Using Lua scripts was crucial because it guarantees atomicity. The refill calculation and token consumption happen as a single operation, preventing race conditions when multiple servers access the same client's bucket simultaneously.

Token Bucket vs Leaky Bucket vs Fixed Window

When I was researching rate limiting algorithms, I got confused by all the options. Let me break down what I learned:

Token Bucket (what we built):

  • Allows bursts up to bucket capacity
  • Smooth refill rate over time
  • Best for APIs where occasional spikes are acceptable

Leaky Bucket:

  • Processes requests at a constant rate
  • Requests queue up when they exceed the rate
  • Best when you want perfectly smooth output

Fixed Window:

  • Simple counter that resets every time window
  • Vulnerable to burst attacks at window boundaries
  • Easiest to implement but least sophisticated

I chose token bucket because it balances flexibility with protection. Users can burst when they need to, but sustained abuse is still blocked.

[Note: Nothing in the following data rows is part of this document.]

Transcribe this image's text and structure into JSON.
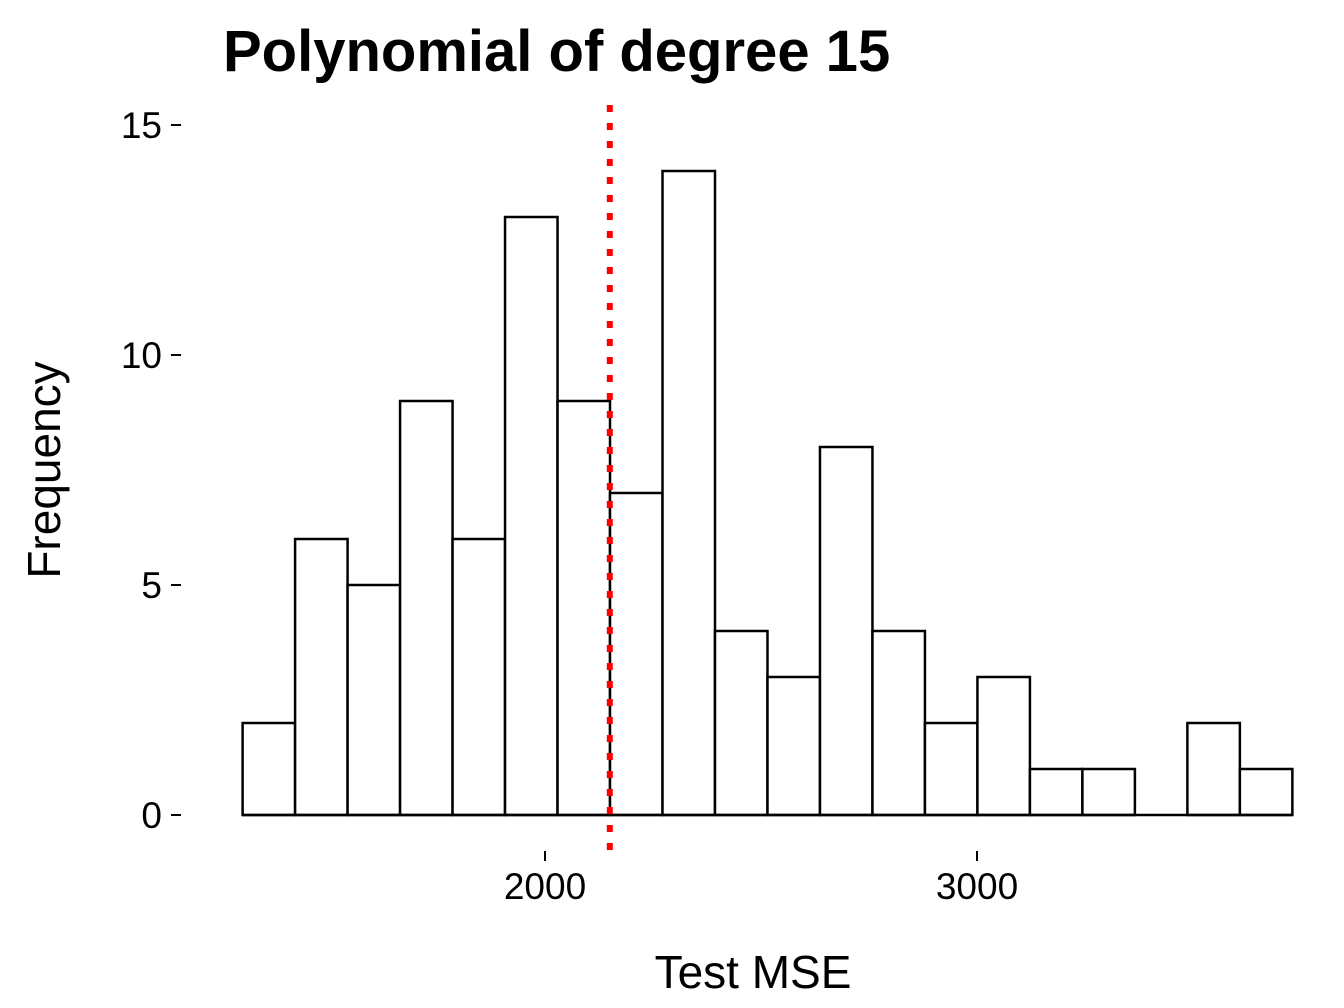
{
  "chart_data": {
    "type": "bar",
    "title": "Polynomial of degree 15",
    "xlabel": "Test MSE",
    "ylabel": "Frequency",
    "xlim": [
      1270,
      3700
    ],
    "ylim": [
      0,
      15
    ],
    "x_ticks": [
      2000,
      3000
    ],
    "y_ticks": [
      0,
      5,
      10,
      15
    ],
    "bin_start": 1300,
    "bin_width": 121.5,
    "bins": [
      {
        "x0": 1300.0,
        "x1": 1421.5,
        "count": 2
      },
      {
        "x0": 1421.5,
        "x1": 1543.0,
        "count": 6
      },
      {
        "x0": 1543.0,
        "x1": 1664.5,
        "count": 5
      },
      {
        "x0": 1664.5,
        "x1": 1786.0,
        "count": 9
      },
      {
        "x0": 1786.0,
        "x1": 1907.5,
        "count": 6
      },
      {
        "x0": 1907.5,
        "x1": 2029.0,
        "count": 13
      },
      {
        "x0": 2029.0,
        "x1": 2150.5,
        "count": 9
      },
      {
        "x0": 2150.5,
        "x1": 2272.0,
        "count": 7
      },
      {
        "x0": 2272.0,
        "x1": 2393.5,
        "count": 14
      },
      {
        "x0": 2393.5,
        "x1": 2515.0,
        "count": 4
      },
      {
        "x0": 2515.0,
        "x1": 2636.5,
        "count": 3
      },
      {
        "x0": 2636.5,
        "x1": 2758.0,
        "count": 8
      },
      {
        "x0": 2758.0,
        "x1": 2879.5,
        "count": 4
      },
      {
        "x0": 2879.5,
        "x1": 3001.0,
        "count": 2
      },
      {
        "x0": 3001.0,
        "x1": 3122.5,
        "count": 3
      },
      {
        "x0": 3122.5,
        "x1": 3244.0,
        "count": 1
      },
      {
        "x0": 3244.0,
        "x1": 3365.5,
        "count": 1
      },
      {
        "x0": 3365.5,
        "x1": 3487.0,
        "count": 0
      },
      {
        "x0": 3487.0,
        "x1": 3608.5,
        "count": 2
      },
      {
        "x0": 3608.5,
        "x1": 3730.0,
        "count": 1
      }
    ],
    "reference_line": {
      "x": 2150,
      "style": "dotted",
      "color": "#ff0000"
    },
    "grid": false,
    "legend": "none"
  }
}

Advanced Patterns: Per-Endpoint and Per-User Limits

In production, I realized different endpoints need different limits. Here's how I implemented tiered rate limiting:

interface RateLimitConfig {
  capacity: number;
  refillRate: number;
}
 
const rateLimits: Record<string, RateLimitConfig> = {
  '/api/search': { capacity: 20, refillRate: 2 },     // expensive
  '/api/users': { capacity: 100, refillRate: 10 },     // moderate
  '/api/health': { capacity: 1000, refillRate: 100 },  // cheap
};
 
function createSmartLimiter() {
  return (req: Request, res: Response, next: NextFunction) => {
    const config = rateLimits[req.path] || { capacity: 50, refillRate: 5 };
    const limiter = new RateLimiter(config.capacity, config.refillRate);
    return limiter.middleware()(req, res, next);
  };
}

I also implemented premium tiers where paid users get higher limits. This turned rate limiting from a protective measure into a monetization strategy.

Production Considerations and Testing Strategies

Before deploying to production, I learned several hard lessons:

Memory Management: In-memory buckets can leak if you don't clean them up. Set up periodic cleanup or use Redis with expiry.

Header Transparency: Always include X-RateLimit-Limit, X-RateLimit-Remaining, and Retry-After headers. Your future self will thank you.

Testing: I wrote tests that verified burst allowance, sustained rate limits, and proper rejection. Use setTimeout to test time-based refills.

Monitoring: Track rate limit rejections in your metrics. Sudden spikes often indicate either abuse or a legitimate client with a bug.

Graceful Degradation: When Redis is down, fail open (allow requests) rather than fail closed. Availability beats perfect rate limiting.

And that concludes the end of this post! I hope you found this valuable and look out for more in the future!